- Born: 25 April 1864 Birkenhead, Cheshire, England
- Died: 15 May 1941 (aged 77) Crosby, Lancashire, England
- Occupation: Master Mariner
- Allegiance: United Kingdom
- Branch: Royal Naval Reserve
- Rank: Commodore
- Conflicts: Second Boer War; World War I;
- Awards: Transport Medal; Distinguished Service Order; Reserve Decoration;

= Bertram Fox Hayes =

British sea captain (1864–1941)

Sir Bertram Fox Hayes (25 April 1864 – 15 May 1941) was a sea captain with the White Star Line.

== Life and career ==

Bertram Hayes was born in Birkenhead in Cheshire, He went to sea as a young man serving on windjammers, and gained his Masters Certificate. In 1889 he joined the White Star Line. He was promoted to Master and commanded the SS Britannic, and during the Boer War he took troops to South Africa, carrying 37,000 troops in three years, for which he was awarded the Transport Medal.

He also served on the White Star Line ships Coptic, Teutonic, Germanic, Suevic, Arabic, the Laurentic, in which he inaugurated the company's Canadian service in 1909, and the Adriatic.

Hayes was called as a witness to the British Board of Trade inquiry held after the Titanic disaster, which he attended on 11 June 1912. In his testimony, Hayes was questioned mainly on the subject on routines regarding spotting ice. Hayes described the circumstances on the night of the sinking of the Titanic as "abnormal, which nobody had experienced before".
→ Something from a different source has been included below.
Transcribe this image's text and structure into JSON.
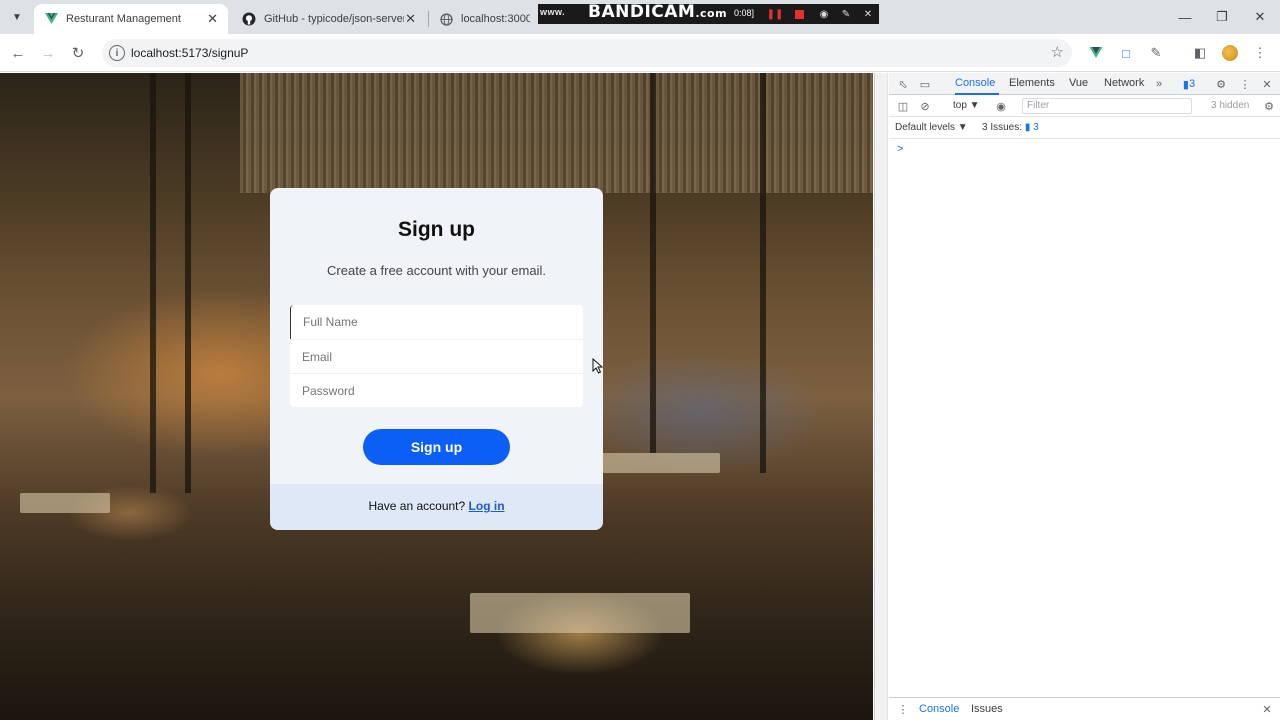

During the First World War he was appointed Captain of the RMS Olympic when the ship was employed as a troop carrier across the Atlantic and the Mediterranean. In 1917 he was awarded a CMG for his services. On 12 May 1918, en route from New York to Southampton and while in the English Channel, the Olympic, sighted the U-boat SM U-103. After opening fire, the Olympic turned to ram and sank the submarine. For this service, he was awarded the DSO.
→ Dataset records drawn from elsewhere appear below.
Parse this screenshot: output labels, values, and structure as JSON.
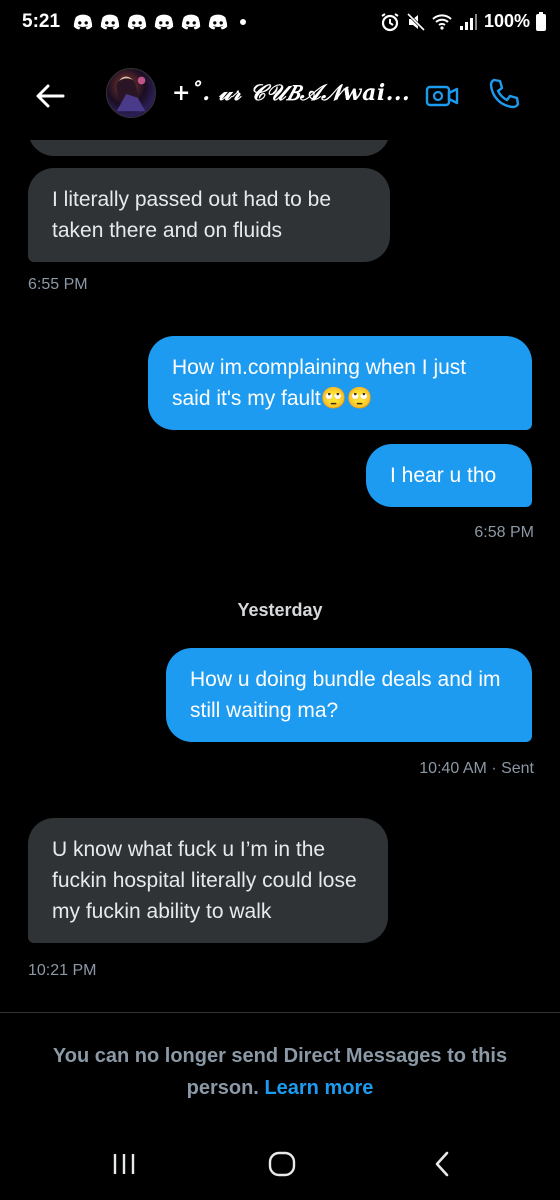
{
  "status_bar": {
    "time": "5:21",
    "battery": "100%",
    "notification_icons": [
      "discord-icon",
      "discord-icon",
      "discord-icon",
      "discord-icon",
      "discord-icon",
      "discord-icon"
    ],
    "system_icons": [
      "alarm-icon",
      "mute-icon",
      "wifi-icon",
      "signal-icon",
      "battery-icon"
    ]
  },
  "header": {
    "contact_name": "+˚. 𝓊𝓇 𝒞𝒰𝐵𝒜𝒩wai..."
  },
  "messages": [
    {
      "direction": "in",
      "text": "I literally passed out had to be taken there and on fluids",
      "time": "6:55 PM"
    },
    {
      "direction": "out",
      "text": "How im.complaining when I just said it's my fault🙄🙄"
    },
    {
      "direction": "out",
      "text": "I hear u tho",
      "time": "6:58 PM"
    },
    {
      "direction": "out",
      "text": "How u doing bundle deals and im still waiting ma?",
      "time": "10:40 AM · Sent"
    },
    {
      "direction": "in",
      "text": "U know what fuck u I’m in the fuckin hospital literally could lose my fuckin ability to walk",
      "time": "10:21 PM"
    }
  ],
  "day_separator": "Yesterday",
  "footer": {
    "notice": "You can no longer send Direct Messages to this person.",
    "learn_more": "Learn more"
  },
  "colors": {
    "background": "#000000",
    "incoming_bubble": "#2f3336",
    "outgoing_bubble": "#1d9bf0",
    "muted_text": "#8b98a5",
    "link": "#1d9bf0"
  }
}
He was knighted in 1919 for "valuable services in connection with the transport of troops". Between 1922 and 1924 he captained the RMS Majestic, which was then the world's largest ship, and retired as Commodore of the White Star Line in 1924 when the company reinstated the rank.

In 1925 he published his memoirs, Hull Down, Reminisces of Windjammers, Troops and Travellers.

He remained a bachelor and died on 15 May 1941 at his home in Crosby near Liverpool, three weeks after his 77th birthday.